I love it when people who preach get caught with their hand in the cookie jar and then attempt to justify their actions by exclaiming: But you did it too! That’s the tack being taken by the sycophants of President George Bush. Except, like their tarnished hero, they’re choosing to shave the truth and outright lie to make their point.
Writes Joe Conason:
In his signature style, Drudge has sought to suggest that Bush has done nothing that Democratic presidents didn’t do, which may reflect his own continuing obsession with Bill Clinton. The Internet gossip’s headline this week blared, Clinton Executive Order: Secret Search on Americans Without Court Order…
He went on to link to a National Review Online article that made much of a Clinton order in 1994 authorizing warrantless searches. But it is important to connect the dots, as the president would say, in Drudge’s ellipsis points.

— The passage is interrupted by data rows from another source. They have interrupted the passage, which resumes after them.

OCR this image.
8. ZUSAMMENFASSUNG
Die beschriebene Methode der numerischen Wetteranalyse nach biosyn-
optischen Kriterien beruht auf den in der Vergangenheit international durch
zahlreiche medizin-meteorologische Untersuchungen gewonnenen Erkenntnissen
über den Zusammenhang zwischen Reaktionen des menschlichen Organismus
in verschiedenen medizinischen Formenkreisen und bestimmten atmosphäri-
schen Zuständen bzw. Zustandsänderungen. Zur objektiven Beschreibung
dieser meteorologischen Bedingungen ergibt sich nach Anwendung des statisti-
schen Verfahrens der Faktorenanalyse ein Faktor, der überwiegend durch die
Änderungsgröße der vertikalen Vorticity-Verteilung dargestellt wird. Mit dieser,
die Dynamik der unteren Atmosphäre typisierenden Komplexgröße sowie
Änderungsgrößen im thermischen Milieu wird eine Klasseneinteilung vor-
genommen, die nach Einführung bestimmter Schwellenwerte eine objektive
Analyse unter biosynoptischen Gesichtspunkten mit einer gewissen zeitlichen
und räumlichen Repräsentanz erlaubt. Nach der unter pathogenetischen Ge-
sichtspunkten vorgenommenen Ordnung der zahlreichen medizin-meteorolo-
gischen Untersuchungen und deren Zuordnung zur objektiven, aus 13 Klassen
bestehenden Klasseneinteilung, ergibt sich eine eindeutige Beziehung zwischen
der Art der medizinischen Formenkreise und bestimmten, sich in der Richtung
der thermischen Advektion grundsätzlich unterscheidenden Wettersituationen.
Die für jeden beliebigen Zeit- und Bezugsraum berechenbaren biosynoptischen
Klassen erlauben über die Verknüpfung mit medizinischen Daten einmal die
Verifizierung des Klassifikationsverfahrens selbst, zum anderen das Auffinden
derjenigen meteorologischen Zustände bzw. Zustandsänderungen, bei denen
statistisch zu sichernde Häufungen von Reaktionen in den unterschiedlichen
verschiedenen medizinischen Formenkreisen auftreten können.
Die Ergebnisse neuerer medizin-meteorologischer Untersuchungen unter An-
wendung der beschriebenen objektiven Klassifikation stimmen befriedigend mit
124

The Clinton executive order permitted such searches only under certain very limited circumstances that are legal under the Foreign Intelligence Surveillance Act, the very statute that Bush has admitted ignoring.
The Center for American Progress noted Wednesday what Drudge left out and what the National Review’s Byron York elided — namely, the difference between search or surveillance operations conducted against foreigners and those conducted against American citizens.
(Some people, York later noted in chiding exaggerations on both sides of the issue, have said that Bill Clinton signed an executive order authorizing such surveillance; he did not.)
The reason for all the scrambling, of course, is the danger that someone in Congress may discover a conscience and decide that a president who shreds the law might not be the kind of president that is good for the United States. Such an attitude might lead to gasp impeachment hearings.
Writes Michele Goldberg:
It may be exceedingly unlikely that President Bush will be impeached, but in the past few days, the I-word has become a topic of considered discussion among constitutional scholars, former intelligence officers and even a few politicians.
If you listen carefully, you can hear the word impeachment, curmudgeonly commentator Jack Cafferty said on CNN. Two congressional Democrats are using it. And they’re not the only ones.
Indeed, speaking on the Diane Rehm show on public radio, Norman Ornstein, a scholar at the conservative American Enterprise Institute, said, I think if we’re going to be intellectually honest here, this really is the kind of thing that Alexander Hamilton was referring to when impeachment was discussed.
Could the Jack Bauer defense be failing?
My Soundtrack: Disappearing Act by Grizzly Bear on WOXY.